Colonel Josiah Quincy I (1 April 1710 – 3 March 1784) was an American merchant, planter, soldier, and politician. He was the son of Colonel Edmund Quincy III and Dorothy Flynt Quincy.

== Early life and education ==
Josiah Quincy was born on 1 April 1710 in Braintree, Massachusetts. He was named after his grandfather, Reverend Josiah Flynt.

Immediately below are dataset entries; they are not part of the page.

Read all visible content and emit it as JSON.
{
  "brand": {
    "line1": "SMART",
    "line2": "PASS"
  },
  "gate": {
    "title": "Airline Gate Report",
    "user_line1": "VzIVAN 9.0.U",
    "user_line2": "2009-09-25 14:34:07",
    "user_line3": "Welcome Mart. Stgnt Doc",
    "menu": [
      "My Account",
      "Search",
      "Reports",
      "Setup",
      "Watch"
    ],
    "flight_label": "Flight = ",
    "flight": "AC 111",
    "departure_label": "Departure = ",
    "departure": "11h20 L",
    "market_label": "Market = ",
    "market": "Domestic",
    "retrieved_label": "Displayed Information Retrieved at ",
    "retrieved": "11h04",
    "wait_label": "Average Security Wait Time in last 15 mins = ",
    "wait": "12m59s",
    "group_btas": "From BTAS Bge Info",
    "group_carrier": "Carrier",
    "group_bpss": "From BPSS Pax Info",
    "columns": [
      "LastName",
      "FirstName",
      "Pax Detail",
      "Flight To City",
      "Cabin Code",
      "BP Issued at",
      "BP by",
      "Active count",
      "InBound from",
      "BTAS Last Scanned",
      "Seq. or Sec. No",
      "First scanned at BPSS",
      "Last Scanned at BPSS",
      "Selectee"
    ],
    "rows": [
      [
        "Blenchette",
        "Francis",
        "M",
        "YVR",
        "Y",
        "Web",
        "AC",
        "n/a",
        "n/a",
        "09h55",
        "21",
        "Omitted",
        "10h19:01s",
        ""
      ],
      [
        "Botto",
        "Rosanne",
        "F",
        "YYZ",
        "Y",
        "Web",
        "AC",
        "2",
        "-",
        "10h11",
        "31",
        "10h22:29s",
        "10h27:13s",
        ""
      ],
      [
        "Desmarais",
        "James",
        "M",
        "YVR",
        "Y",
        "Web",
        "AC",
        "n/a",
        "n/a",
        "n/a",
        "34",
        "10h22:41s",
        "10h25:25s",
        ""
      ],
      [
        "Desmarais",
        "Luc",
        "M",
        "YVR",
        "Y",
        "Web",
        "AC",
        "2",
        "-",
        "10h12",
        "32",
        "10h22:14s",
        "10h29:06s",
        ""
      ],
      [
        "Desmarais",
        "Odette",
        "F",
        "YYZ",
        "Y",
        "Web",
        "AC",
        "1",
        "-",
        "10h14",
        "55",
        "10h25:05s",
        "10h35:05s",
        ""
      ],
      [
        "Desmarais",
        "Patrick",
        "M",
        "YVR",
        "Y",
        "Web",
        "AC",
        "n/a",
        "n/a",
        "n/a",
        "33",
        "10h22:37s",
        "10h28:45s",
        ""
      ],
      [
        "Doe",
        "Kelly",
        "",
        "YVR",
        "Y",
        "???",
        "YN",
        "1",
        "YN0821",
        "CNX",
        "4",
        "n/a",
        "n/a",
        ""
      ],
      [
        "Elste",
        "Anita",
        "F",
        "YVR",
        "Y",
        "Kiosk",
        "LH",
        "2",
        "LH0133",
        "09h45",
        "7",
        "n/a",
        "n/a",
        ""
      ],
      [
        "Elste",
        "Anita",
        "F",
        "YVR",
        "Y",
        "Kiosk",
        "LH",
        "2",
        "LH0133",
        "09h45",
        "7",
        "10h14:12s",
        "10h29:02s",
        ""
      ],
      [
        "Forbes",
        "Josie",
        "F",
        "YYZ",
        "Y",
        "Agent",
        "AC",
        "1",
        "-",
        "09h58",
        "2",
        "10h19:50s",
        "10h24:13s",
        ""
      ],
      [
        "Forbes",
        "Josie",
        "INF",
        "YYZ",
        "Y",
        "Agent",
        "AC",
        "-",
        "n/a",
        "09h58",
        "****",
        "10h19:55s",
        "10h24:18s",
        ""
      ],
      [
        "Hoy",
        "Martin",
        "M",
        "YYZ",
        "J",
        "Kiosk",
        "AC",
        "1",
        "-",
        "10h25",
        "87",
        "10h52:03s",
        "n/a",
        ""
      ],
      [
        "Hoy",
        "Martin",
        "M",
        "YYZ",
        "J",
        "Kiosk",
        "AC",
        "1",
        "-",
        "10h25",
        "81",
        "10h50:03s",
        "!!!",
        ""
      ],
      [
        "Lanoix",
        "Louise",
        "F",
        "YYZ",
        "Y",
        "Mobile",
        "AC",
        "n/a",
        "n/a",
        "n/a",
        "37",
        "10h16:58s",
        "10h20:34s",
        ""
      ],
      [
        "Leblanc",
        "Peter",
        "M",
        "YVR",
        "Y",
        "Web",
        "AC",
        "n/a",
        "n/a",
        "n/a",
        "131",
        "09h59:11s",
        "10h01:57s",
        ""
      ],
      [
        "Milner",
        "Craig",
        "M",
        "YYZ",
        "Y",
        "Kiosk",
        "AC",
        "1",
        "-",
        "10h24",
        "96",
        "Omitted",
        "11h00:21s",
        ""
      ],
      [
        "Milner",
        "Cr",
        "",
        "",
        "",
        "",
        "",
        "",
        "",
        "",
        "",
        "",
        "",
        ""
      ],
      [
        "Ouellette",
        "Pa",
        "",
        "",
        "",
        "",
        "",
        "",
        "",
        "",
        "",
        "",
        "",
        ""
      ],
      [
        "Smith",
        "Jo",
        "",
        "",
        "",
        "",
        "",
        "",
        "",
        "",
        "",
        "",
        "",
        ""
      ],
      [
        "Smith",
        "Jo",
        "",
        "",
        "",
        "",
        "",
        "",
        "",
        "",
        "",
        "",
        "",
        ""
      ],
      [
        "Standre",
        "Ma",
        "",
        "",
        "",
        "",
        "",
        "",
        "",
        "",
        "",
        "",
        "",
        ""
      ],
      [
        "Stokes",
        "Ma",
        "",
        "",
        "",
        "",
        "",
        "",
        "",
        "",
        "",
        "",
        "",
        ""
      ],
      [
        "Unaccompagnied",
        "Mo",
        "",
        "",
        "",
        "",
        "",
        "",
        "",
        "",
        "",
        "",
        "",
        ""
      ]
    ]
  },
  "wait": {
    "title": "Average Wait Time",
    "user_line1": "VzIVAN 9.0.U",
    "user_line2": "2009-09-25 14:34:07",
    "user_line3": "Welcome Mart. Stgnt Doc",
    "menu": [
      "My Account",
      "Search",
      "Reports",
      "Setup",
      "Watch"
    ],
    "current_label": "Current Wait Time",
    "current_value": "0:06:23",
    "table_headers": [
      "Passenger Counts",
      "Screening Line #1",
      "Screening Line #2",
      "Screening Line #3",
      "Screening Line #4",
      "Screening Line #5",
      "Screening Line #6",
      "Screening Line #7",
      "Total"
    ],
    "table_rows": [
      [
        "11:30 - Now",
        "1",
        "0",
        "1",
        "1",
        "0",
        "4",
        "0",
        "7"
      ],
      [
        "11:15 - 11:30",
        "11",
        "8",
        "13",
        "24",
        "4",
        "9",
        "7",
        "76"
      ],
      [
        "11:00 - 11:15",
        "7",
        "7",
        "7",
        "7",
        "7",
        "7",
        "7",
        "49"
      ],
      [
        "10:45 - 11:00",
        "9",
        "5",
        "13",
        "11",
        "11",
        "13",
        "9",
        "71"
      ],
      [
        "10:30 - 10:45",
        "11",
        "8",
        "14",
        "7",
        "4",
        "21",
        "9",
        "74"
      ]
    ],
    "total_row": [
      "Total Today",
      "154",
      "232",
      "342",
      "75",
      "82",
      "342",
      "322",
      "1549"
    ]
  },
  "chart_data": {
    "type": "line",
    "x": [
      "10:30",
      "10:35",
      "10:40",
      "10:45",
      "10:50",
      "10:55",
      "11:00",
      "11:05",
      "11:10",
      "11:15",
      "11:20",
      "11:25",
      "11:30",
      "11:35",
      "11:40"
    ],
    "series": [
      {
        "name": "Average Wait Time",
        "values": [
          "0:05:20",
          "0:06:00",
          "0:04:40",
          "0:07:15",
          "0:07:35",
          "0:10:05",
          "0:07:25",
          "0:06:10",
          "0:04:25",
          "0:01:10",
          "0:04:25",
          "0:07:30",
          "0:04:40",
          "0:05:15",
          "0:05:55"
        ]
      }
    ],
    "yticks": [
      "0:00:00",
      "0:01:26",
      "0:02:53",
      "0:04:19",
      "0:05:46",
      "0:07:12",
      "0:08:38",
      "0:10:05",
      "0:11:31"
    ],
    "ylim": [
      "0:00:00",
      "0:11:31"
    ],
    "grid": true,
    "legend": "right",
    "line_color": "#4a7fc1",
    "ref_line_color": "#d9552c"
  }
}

After graduating from Harvard in 1728, he returned to Braintree, Massachusetts. In 1735, he moved to Boston and engaged in commerce and shipbuilding. He returned to Braintree in 1748. Josiah was an American Patriot and supporter. He wrote to General George Washington about British troop movements and was a friend of Benjamin Franklin.

==Career==
He was in business with his brother Edmund. He and his father traveled in Europe, making contacts and contracts to promote the business. When his firm's ship, Bethel, captured the Spanish ship Jesus Maria and Joseph in 1748, he retired from that business and went back to Braintree. He was a local magistrate and a colonel of the Suffolk Regiment who made investments. He went to Pennsylvania as a commissioner in 1755 to ask for assistance in a proposed expedition to Crown Point in the French and Indian War. Benjamin Franklin helped him and remained a friend. In retirement, Franklin assisted Quincy and Joseph Palmer in several speculative business ventures involving glass, candle, and chocolate making.

== Personal life ==
He married Hanna Sturgis in 1733. They had: Edmund, Samuel, Hannah, and Josiah. Hanna died in 1755. Josiah married Elizabeth Waldron, and they had a daughter named Elizabeth. He married Ann Marsh after his second wife died, and they had Nancy and Frances. Josiah Quincy died in 1784.

Josiah's sons, Samuel and Josiah, took part in the trial of Captain Thomas Preston for the murders committed at the Boston Massacre. Samuel, who was a Tory, was in charge of the prosecution as the solicitor-general. His younger brother Josiah Quincy II, an outspoken critic of the British and proponent for an American Revolution, and John Adams were the defending counsel.